Elle ne sentait plus sous elle le confortable matelas où elle passait la plus large partie de ses journées ; mais le sol, ferme et rude, recouvert d'un monticule d'objets aux origines et usages variés. Elle se releva et s'assit sur le rebord du lit, une main frottant son dos endolori, et l'autre à son front ; ce second geste ayant pour but de lui faire retrouver ses esprits plus rapidement. Une trentaine de secondes suffirent à lui remémorer son dernier rêve, qui lui arracha un frisson, puis un sourire amusé.
- Dreadman... ! Encore... ?
Cet homme, surnommé ainsi pour ses évidentes dreadlocks, n'en était pas à sa première apparition dans les rêves de la jeune fille. La première fois, il n'avait été qu'un vague inconnu, au cœur d'une fête quelconque. Puis il était revevu, par deux fois. Celle-ci était la troisième. Plus ils se croisaient : moins les rêves en question avaient de sens. Cela n'avait jamais inquiété Dizzy : des rêves restaient des rêves. Mais l'idée qu'un étranger, sorti tout droit de sa propre imagination, soit un personnage aussi récurent dans ses pensées les plus enfouies, avait un aspect malsain qu'elle n'aimait guère.
Dizzy n'était pas du genre à tourner le dos aux choses malsaines de la vie ; son côté masochiste l'incitait toujours à aller au bout des choses (ce que certains lui reprochaient parfois). Mais, au-delà de l'étrange, voire-même au-delà de l'inexistence de Dreadman, elle se sentait suivie.
Elle se savait incapable d'oublier ce rêve ; aussi fit-elle le choix de poursuivre sa nuit, tant qu'elle avait encore sommeil ; et d'aller confier ce rêve aux membres de Shipping Infinity dés le lendemain.
***
- Sa mère ! hurla Kai dans un sursaut.
Elle ouvrit soudainement les paupières, et se redressa aussi vite, de manière à se trouver assise. Elle se dépêtra des mille-et-une couvertures qui entravaient ses mouvements, et les jeta au loin. Elle avait comme l'impression de brûler de l'intérieur, ce qui n'était - à ses yeux du moins - pas un réveil des plus agréables. Elle avait connu pire, mais également mieux. Bien mieux. Le cauchemar dont elle venait de s'échapper était d'une rare violence, et pour rien au monde elle n'aurait voulu avoir à le vivre une seconde fois.

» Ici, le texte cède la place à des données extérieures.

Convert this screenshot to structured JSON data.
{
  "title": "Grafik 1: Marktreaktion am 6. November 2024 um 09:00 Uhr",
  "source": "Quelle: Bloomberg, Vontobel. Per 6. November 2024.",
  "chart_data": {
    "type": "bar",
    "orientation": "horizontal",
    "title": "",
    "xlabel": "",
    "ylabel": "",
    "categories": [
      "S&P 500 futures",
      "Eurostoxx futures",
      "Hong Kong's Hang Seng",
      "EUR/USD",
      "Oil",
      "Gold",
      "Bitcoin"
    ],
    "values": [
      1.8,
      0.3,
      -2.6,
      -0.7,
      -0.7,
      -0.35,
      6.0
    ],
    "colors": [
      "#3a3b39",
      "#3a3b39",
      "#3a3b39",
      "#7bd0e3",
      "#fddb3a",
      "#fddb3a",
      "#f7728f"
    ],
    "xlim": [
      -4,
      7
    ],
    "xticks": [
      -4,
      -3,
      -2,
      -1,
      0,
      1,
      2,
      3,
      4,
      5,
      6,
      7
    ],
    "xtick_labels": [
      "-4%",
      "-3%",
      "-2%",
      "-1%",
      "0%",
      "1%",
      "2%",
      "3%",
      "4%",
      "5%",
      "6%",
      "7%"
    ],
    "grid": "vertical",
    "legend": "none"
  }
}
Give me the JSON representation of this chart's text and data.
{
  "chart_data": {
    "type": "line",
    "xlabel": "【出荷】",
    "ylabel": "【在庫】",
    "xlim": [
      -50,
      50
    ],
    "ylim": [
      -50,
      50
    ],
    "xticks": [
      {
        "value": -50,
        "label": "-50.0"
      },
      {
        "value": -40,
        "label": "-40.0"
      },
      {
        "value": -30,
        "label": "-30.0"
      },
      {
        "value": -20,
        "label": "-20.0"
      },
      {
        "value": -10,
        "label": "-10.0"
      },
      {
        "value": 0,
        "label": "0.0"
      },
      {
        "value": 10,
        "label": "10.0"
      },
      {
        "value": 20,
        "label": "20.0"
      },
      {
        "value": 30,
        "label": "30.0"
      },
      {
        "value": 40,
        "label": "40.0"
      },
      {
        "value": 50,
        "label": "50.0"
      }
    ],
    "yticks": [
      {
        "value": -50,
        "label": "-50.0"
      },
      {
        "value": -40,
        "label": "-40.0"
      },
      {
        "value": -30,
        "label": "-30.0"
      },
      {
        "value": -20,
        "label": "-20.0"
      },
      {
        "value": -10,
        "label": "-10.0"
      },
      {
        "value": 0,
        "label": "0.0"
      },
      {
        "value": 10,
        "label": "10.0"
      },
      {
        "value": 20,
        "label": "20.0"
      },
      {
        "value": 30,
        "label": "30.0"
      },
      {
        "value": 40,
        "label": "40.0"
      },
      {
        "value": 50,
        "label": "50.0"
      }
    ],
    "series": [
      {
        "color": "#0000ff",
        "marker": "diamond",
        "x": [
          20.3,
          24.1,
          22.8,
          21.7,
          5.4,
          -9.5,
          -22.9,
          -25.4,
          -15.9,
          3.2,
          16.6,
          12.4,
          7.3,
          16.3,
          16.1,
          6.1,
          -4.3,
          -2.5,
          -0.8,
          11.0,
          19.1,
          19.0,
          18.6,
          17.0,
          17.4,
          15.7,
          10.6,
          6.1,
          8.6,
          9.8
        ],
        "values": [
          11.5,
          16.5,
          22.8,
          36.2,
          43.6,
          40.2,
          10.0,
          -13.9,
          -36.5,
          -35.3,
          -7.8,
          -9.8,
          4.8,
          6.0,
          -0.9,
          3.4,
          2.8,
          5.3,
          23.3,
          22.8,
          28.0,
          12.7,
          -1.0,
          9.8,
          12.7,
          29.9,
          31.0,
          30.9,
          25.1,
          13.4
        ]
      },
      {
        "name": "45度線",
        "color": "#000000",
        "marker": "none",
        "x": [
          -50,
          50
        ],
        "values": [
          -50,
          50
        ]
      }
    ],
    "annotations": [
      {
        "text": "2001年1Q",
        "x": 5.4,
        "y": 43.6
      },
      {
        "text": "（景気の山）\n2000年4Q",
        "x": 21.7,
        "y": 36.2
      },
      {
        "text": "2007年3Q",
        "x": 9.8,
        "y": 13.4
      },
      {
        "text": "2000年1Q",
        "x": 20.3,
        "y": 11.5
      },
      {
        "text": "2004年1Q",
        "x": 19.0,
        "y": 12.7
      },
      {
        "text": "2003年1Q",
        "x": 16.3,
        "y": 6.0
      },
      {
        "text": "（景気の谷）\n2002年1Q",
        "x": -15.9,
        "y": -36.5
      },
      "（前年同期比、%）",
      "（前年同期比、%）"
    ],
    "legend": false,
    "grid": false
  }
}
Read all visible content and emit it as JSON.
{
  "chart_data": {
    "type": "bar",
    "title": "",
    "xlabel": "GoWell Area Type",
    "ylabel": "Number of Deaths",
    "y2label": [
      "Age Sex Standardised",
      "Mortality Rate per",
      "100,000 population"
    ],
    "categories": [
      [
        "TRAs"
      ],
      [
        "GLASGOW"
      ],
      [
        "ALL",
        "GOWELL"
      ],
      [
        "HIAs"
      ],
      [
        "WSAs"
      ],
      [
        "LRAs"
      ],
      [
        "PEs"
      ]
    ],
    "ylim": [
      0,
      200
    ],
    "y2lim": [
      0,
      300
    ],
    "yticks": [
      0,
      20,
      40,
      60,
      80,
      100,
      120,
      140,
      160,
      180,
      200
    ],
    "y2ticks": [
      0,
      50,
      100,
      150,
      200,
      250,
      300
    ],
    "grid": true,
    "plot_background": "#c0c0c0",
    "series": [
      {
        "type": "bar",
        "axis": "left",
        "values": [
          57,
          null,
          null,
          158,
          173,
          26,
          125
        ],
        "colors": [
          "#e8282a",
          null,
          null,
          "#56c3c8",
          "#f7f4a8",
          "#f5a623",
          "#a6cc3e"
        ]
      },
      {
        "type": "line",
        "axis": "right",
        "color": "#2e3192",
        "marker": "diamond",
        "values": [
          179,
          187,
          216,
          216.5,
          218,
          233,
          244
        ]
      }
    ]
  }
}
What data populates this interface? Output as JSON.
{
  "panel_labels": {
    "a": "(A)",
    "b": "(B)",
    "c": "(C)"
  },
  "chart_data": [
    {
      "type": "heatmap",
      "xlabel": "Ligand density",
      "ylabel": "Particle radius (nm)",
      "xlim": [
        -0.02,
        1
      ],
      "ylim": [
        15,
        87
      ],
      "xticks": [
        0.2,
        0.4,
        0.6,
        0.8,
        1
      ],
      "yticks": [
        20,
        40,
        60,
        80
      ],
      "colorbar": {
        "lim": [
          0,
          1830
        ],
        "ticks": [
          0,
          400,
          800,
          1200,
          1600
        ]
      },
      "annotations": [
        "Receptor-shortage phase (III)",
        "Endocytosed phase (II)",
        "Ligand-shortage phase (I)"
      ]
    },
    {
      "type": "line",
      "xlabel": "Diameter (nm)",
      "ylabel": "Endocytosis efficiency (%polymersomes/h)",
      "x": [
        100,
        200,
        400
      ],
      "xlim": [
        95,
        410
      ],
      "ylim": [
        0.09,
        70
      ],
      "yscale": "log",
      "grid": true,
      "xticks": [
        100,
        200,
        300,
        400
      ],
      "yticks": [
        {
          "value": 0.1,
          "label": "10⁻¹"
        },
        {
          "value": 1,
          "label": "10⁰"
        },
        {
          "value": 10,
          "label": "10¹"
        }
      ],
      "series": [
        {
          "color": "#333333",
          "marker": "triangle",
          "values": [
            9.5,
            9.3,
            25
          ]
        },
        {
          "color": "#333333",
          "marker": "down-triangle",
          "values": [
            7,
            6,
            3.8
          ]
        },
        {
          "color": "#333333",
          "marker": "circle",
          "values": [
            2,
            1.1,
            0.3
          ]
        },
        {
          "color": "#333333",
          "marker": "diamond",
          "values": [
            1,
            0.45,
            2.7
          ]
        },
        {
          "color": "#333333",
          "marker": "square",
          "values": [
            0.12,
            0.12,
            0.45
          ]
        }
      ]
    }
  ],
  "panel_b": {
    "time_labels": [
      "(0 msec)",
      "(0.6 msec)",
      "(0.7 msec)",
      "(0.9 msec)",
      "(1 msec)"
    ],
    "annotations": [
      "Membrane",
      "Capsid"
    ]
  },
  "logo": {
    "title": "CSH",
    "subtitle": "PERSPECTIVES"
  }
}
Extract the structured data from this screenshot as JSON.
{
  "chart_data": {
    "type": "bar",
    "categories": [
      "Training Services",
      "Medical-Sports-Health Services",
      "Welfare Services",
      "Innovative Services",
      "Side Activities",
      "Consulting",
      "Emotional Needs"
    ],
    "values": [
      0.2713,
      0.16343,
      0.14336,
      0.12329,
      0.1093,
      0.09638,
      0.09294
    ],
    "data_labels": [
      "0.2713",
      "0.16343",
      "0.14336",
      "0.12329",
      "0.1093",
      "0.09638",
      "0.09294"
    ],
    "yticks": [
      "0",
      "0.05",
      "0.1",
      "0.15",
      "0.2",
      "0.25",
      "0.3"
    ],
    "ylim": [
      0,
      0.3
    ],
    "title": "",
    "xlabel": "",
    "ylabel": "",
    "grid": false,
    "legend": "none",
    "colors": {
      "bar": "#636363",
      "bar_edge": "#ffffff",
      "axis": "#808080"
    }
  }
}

Elle déglutit et prit une profonde inspiration.
- C'est juste un rêve, mais... Bordel, elle sort d'où, cette fille ?
Voir son père tué, sa mère torturée, et son frère prêt à subir un sort au moins égal ; le tout par une femme, blonde aux yeux bleus, qu'elle ne connaissait ni d'Eve ni d'Adam, en aurait traumatisé plus d'un. Elle avait certes su répliquer, jusqu'à la réduire même à l'état de charpie, mais l'image de cette étrangère, tâchée du sang de sa famille, la hantait encore, alors que le reste des détails n'était déjà plus qu'un amas flou qu'elle sentait près de sombrer dans ses souvenirs lointains.
Elle attrapa la bouteille judicieusement posée au pied son lit et en but une longue gorgée, puis soupira et s'allongea.
Si elle s'était pliée à ses envies passagères et avait laissé de côté ses besoins les plus primaires, elle se serait saisi de son ordinateur et n'en aurait plus décroché de la nuit. Néanmoins, elle devina qu'agir de la sorte ne lui apporterait rien de bon.
Elle ferma les yeux. La scène du cauchemar lui apparut comme par automatisme, et les rouvrit aussitôt.
- Je ne la sens pas très bien, cette fin de nuit... maugréa-t-elle, sans cesser de froisser ses draps par des mouvements incessants.
Après encore une trentaine de minutes, qui ne purent que l'agacer profondément, elle parvint à trouver un sommeil approximatif, qui tint jusqu'au petit matin.